A-level seen as option for 'less able'
The A-level is becoming seen as an exam for lower ability pupils in schools offering alternatives such as the International Baccalaureate (IB) and the Cambridge Pre-U.
Non-selective independent schools contacted by The TES that are running twin-track systems say that, although there are exceptions, A-level pupils have on average lower ability than those who opt for an alternative.
Millfield School in Somerset has enough pupils to run two history A-level groups alongside two history pre-U groups. Craig Considine, the school's head, said: "What we have found is that a number of our pupils have not quite ended up streamed but pretty much so. The more able kids have opted to take the Pre-U in comparison with the more straightforward A-level."
The news is another blow to the A-level's "gold standard" status. Its credibility has come under increasing fire following the advent of modular exams allowing retakes and spiraling numbers achieving "A" grades.
Last week a government commissioned report into science and maths education expressed concerns about a lack of maths content in maths and chemistry A-levels.
Geoff Lucas, Headmasters' Headmistresses' Conference (HMC) secretary, said he was unsurprised that more able pupils were opting for the Pre-Us - which offer more traditional, non-modular, linear courses.
He said there were parallels with when schools first started to move from A-level to the IB, which offers greater breadth and had tended to be viewed as "academically stronger".
But Mr Lucas said pupils' choices could be about their learning styles as well as ability.
John Newton, head of Taunton School, which offers the IB alongside A-levels, said: "I think the average IB student in our school has a higher than average set of GCSE results than an average A-level student. But the highest performing A-level student would be as able as the highest performing IB student. The IB is horses for courses, depending on your preference rather than ability."

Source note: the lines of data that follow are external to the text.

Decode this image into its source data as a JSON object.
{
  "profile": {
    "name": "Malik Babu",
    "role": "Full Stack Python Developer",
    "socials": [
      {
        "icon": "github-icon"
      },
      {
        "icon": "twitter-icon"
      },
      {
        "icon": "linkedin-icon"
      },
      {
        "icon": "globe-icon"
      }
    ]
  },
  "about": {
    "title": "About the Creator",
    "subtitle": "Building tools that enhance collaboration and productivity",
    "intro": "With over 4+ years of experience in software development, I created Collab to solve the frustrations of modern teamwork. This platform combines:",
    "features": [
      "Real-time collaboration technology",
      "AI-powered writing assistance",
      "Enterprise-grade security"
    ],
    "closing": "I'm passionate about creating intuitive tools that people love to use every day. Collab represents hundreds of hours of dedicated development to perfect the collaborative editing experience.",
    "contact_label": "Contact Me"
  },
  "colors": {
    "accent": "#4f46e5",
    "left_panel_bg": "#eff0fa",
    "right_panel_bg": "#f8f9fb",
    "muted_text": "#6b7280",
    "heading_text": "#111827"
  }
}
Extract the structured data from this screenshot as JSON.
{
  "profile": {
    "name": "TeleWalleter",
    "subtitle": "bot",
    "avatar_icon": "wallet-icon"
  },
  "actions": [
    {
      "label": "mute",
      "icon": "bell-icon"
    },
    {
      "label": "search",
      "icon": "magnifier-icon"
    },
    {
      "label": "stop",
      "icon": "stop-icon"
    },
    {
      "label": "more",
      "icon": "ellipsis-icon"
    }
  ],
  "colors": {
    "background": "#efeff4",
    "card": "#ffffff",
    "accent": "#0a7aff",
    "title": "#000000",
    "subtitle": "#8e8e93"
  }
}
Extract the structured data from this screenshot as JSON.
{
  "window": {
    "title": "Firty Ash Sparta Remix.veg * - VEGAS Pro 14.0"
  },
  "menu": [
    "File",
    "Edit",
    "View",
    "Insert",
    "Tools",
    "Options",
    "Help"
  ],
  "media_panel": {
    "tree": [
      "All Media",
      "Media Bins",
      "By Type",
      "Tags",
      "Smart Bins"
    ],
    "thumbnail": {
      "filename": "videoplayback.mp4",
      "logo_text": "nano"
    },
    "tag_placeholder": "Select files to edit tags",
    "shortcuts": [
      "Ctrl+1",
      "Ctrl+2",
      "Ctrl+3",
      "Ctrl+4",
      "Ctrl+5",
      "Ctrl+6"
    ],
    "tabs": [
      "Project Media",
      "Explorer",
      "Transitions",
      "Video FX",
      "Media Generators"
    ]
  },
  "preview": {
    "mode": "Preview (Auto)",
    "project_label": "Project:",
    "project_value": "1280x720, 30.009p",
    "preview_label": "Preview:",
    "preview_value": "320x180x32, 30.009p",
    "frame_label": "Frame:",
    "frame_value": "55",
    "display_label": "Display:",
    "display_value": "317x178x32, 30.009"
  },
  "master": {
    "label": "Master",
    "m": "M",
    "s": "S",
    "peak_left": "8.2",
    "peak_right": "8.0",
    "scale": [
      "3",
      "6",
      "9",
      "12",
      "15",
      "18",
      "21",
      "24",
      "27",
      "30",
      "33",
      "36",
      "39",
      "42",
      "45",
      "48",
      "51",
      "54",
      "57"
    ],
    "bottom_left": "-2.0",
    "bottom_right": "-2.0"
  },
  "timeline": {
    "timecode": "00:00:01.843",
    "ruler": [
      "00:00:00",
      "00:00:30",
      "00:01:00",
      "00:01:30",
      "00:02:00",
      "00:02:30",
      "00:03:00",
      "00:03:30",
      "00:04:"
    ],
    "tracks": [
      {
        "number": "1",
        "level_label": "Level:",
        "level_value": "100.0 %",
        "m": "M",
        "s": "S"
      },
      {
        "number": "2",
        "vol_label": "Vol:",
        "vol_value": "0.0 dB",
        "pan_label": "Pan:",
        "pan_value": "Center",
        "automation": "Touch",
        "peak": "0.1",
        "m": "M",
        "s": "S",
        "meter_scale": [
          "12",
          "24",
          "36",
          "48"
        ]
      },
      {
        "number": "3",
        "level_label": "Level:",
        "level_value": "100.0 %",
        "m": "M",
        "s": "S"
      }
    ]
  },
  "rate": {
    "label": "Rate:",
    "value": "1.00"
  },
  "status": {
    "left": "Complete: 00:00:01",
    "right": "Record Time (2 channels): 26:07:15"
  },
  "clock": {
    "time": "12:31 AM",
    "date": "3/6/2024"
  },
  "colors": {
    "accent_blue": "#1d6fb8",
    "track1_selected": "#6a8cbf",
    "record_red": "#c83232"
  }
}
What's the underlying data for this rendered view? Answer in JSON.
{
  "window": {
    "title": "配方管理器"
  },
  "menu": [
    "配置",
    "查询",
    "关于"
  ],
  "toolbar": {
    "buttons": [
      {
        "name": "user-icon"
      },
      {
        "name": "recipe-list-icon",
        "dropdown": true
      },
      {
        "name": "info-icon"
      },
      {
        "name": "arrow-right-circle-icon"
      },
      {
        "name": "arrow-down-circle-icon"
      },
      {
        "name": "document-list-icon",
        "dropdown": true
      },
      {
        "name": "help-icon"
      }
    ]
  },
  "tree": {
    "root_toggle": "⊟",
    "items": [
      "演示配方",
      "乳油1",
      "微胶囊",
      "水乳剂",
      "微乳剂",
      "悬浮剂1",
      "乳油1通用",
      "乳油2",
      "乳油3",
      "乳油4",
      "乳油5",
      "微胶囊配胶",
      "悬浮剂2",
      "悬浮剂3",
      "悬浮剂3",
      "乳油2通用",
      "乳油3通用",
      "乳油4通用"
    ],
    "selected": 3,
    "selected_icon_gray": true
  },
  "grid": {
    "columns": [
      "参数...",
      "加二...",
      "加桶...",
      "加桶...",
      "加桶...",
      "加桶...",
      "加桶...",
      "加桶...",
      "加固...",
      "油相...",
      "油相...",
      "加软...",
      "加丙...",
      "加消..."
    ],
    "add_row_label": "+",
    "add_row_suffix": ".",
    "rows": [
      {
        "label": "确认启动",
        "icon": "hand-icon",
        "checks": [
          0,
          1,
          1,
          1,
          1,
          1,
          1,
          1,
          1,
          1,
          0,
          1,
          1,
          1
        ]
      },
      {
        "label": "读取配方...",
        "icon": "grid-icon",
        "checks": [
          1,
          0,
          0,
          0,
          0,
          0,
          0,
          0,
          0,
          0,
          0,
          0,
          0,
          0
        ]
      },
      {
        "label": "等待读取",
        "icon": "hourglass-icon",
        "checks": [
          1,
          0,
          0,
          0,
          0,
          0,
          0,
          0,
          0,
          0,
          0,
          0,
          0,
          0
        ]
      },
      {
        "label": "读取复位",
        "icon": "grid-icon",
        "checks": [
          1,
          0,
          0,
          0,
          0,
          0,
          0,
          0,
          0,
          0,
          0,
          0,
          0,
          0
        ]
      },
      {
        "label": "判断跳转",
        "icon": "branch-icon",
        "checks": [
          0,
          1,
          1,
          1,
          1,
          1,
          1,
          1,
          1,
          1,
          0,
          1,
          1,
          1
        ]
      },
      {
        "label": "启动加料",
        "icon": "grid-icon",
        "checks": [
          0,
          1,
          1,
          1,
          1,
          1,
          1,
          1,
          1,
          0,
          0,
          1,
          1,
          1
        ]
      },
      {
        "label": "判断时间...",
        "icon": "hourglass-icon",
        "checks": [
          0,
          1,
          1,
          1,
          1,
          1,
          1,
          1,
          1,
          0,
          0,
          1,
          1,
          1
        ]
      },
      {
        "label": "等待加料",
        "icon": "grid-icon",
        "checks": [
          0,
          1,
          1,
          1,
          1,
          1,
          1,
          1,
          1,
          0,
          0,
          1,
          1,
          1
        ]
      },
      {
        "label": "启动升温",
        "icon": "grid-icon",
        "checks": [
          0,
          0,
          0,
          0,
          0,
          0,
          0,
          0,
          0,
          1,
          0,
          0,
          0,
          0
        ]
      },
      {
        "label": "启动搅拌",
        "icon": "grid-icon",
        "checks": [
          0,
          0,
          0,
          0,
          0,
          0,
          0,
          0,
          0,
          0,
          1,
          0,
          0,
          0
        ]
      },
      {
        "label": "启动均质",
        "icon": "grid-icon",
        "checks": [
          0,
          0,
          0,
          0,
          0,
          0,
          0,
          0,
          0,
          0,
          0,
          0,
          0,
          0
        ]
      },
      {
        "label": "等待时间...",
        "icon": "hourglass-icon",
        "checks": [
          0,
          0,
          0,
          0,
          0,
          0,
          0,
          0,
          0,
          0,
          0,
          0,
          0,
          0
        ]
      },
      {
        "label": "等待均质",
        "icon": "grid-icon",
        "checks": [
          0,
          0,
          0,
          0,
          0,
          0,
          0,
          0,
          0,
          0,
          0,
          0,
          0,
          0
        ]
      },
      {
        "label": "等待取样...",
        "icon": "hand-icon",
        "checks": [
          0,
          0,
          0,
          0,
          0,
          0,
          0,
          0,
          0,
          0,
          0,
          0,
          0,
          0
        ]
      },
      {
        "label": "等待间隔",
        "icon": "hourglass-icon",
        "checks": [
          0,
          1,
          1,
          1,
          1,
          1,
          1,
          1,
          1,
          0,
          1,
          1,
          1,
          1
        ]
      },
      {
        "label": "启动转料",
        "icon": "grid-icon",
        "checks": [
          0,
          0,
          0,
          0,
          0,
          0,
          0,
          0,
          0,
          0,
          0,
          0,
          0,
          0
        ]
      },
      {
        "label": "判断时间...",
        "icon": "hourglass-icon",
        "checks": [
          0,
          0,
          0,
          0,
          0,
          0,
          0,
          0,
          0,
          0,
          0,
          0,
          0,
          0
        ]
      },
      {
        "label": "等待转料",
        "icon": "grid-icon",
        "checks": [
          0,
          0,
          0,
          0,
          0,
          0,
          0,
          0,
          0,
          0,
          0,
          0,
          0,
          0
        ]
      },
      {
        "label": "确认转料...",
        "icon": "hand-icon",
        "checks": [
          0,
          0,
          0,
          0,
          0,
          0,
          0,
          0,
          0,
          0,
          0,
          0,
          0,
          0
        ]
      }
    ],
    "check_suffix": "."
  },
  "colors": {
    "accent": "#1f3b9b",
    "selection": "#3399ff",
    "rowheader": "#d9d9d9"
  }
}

Andrew Halls, head of the academically selective King's College School, Wimbledon, which has moved completely over to the IB from a dual system, said the A-level had become better suited to lower ability pupils.
"We have had a decline both in its content and its ability to differentiate (between pupils)," he said. "It has become a much bigger fig leaf. You can get a "B" at A-level in a way you couldn't 20 years ago, without being that good and without doing that much work."
But Christopher Ray, head of the selective Manchester Grammar, said his IB and A-level groups had near identical ability profiles. "It is a myth that the IB is for the brightest and the best," he said.
Geraldine Seymour from Cambridge Assessment, which offers the Pre-U, said: "The Cambridge Pre-U has been designed for anybody who could achieve a pass at A-level but it does offer stretch and challenge at the top."
A Department for Children, Schools and Families spokesman said: "Time and again A-levels have been shown to be robust and rigorous, backed by universities, and supported by the public. New extended projects, more open-ended questions and the new A* (grade) are making sure that the very bright are given the chance to shine."